Now to be fair, my credit card company have notified me of the levy. My questions are: should I be better off using a banker's draft or purchasing foreign cash? Or does this depend on the sum involved? Is there another means of executing foreign transactions without losing such a proportion?

DT

Unwell_Raptor
30th Mar 2004, 22:24
I disliked that too, and I now have a Nationwide card that does not make this charge, and also gives me 0.5 percent cashback on my annual spend.

BUMPFF
31st Mar 2004, 01:21
Credit card, debit card. Whishever method you use you get mugged. Travel agencies now seem to levy a charge for CC transactions and a lot of UK retailers are now charging for using a debit card, which I always understood was as good as cash. Even a modest B&B establishment in Yorkshire wanted 2 for accepting payment by debit card.

Animalclub
31st Mar 2004, 01:57
I've found travellers Cheques the way to go. You know what you're up for before you travel.

Credit/debit cards are carried as a back-up.

reynoldsno1
31st Mar 2004, 02:07
In NZ cash and EFTPOS (debit) card are regarded as the same thing. The retailer still has to pay for the machine, but they have the advantage of the money going straight to their account instantly (though it probably takes a week or so for UK banks).
You guys really like being ripped off, eh.............;)
I use my debit card when travelling - even in small towns in Thailand.
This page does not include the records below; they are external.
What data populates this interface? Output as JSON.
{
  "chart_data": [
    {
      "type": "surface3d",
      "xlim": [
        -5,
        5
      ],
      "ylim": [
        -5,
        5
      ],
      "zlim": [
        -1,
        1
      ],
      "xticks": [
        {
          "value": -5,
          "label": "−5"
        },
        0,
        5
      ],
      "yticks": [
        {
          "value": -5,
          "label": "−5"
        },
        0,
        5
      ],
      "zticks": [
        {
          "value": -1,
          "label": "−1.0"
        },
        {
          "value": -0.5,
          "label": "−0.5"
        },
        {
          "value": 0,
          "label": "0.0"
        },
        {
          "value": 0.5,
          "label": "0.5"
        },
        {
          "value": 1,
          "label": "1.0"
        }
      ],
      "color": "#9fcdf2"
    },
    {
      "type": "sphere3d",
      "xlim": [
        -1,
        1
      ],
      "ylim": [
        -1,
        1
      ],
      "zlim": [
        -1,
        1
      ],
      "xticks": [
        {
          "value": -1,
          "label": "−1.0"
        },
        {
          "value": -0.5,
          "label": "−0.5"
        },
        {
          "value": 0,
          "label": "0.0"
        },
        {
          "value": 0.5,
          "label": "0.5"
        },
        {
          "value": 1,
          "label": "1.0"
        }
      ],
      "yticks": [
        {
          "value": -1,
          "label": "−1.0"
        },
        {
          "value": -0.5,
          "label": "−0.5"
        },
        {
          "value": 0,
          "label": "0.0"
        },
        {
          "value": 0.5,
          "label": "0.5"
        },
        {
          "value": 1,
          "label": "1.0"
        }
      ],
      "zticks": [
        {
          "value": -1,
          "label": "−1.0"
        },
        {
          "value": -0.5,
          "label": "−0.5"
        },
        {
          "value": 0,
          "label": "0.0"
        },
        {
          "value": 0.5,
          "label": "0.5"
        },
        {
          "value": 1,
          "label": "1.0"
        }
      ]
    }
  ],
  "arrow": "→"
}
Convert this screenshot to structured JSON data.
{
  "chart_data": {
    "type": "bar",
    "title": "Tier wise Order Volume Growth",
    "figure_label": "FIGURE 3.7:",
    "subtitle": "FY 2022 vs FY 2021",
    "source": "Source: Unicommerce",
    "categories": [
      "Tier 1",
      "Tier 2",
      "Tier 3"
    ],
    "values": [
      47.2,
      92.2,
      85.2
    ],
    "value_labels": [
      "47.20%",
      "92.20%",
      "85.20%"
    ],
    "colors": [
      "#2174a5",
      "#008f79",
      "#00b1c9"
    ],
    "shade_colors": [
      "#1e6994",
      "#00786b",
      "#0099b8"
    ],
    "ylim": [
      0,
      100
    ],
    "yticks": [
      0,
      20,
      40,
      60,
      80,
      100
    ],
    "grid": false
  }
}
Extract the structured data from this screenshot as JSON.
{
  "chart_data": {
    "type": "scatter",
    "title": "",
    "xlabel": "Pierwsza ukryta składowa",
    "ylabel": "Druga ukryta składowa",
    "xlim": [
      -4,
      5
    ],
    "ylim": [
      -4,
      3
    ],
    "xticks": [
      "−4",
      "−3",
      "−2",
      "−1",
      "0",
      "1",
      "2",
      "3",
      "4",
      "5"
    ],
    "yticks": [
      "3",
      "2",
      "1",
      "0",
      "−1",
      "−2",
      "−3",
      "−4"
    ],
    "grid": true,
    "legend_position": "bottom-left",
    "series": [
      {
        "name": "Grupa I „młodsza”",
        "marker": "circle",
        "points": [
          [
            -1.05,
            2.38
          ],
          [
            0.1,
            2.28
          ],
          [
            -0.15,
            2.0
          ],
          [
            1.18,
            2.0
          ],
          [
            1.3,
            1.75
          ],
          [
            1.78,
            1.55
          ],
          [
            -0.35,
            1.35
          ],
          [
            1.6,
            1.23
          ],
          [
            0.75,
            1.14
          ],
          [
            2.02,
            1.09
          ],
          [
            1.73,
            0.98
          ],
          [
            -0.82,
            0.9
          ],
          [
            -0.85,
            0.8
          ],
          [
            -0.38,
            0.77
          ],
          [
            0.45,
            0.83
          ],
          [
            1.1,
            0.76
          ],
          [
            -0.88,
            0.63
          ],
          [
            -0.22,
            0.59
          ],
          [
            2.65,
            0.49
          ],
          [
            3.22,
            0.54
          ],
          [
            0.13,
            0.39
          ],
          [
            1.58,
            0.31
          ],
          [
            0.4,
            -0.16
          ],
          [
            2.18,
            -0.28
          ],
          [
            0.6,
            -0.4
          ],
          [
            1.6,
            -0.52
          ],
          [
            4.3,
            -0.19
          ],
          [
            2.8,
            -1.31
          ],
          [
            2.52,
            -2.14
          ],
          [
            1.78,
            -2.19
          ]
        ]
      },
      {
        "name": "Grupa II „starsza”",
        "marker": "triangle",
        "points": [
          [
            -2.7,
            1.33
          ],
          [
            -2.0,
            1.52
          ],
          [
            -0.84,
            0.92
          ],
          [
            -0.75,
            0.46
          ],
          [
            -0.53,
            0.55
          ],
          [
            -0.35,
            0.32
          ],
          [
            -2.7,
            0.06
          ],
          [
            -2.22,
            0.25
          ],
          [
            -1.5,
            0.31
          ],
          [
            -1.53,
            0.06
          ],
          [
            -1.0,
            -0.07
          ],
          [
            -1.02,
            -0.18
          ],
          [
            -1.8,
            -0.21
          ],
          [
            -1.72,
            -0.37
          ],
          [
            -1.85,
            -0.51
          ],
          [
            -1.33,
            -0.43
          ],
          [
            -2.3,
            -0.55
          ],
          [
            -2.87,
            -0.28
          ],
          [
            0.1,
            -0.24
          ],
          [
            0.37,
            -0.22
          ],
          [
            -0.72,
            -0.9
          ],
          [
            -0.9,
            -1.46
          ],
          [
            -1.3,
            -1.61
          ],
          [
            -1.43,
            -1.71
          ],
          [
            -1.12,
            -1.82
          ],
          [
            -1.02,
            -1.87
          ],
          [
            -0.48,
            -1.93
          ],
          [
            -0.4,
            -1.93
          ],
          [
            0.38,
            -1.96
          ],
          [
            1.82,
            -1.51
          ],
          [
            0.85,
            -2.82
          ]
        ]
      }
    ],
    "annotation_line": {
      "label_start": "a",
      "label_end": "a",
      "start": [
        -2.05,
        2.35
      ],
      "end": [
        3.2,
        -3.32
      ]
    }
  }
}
Just withdraw enough cash to make the $5 bank charge worthwhile... either way, charges or exchange rate, someone will be making money out of you....

Rollingthunder
31st Mar 2004, 02:29
When travelling I use my debit charge to withdraw local cash. I find the exchange rate to be the best that way and the credit union only charges $2.00 for a foreign transaction.

answer=42
31st Mar 2004, 07:50
There are two issues being discussed: convenience and cost.
I'll just talk about cost: what you are paying to make a financial transaction in a foreign currency. One way or another there is always a charge, when you change cash or travellers cheques at a bank or foreign exchange bureau, when you use a credit or debit card denominated in a foreign currency or when you make a bank transfer.

The way to calculate the percentage cost is to divide the foreign currency taken by the total cost (including all fees) in your home currency. Then you compare this with the market exchange rate. Today's market exchange rates can be found on the
Financial Times (http://www.ft.com) website. To compare credit card bills, you will need to use a database of past exchange rates, which you can find here (http://www.oanda.com/site/centralbanks/).

A good credit card will only charge about 1.2%; for large amounts, bank transfers should be slightly better. Everything else is more expensive - if you're paying 10%, you're paying as much as changing in most hotels. Bureaux de change are usually about 3% but in some Asian countries, they are very competitive.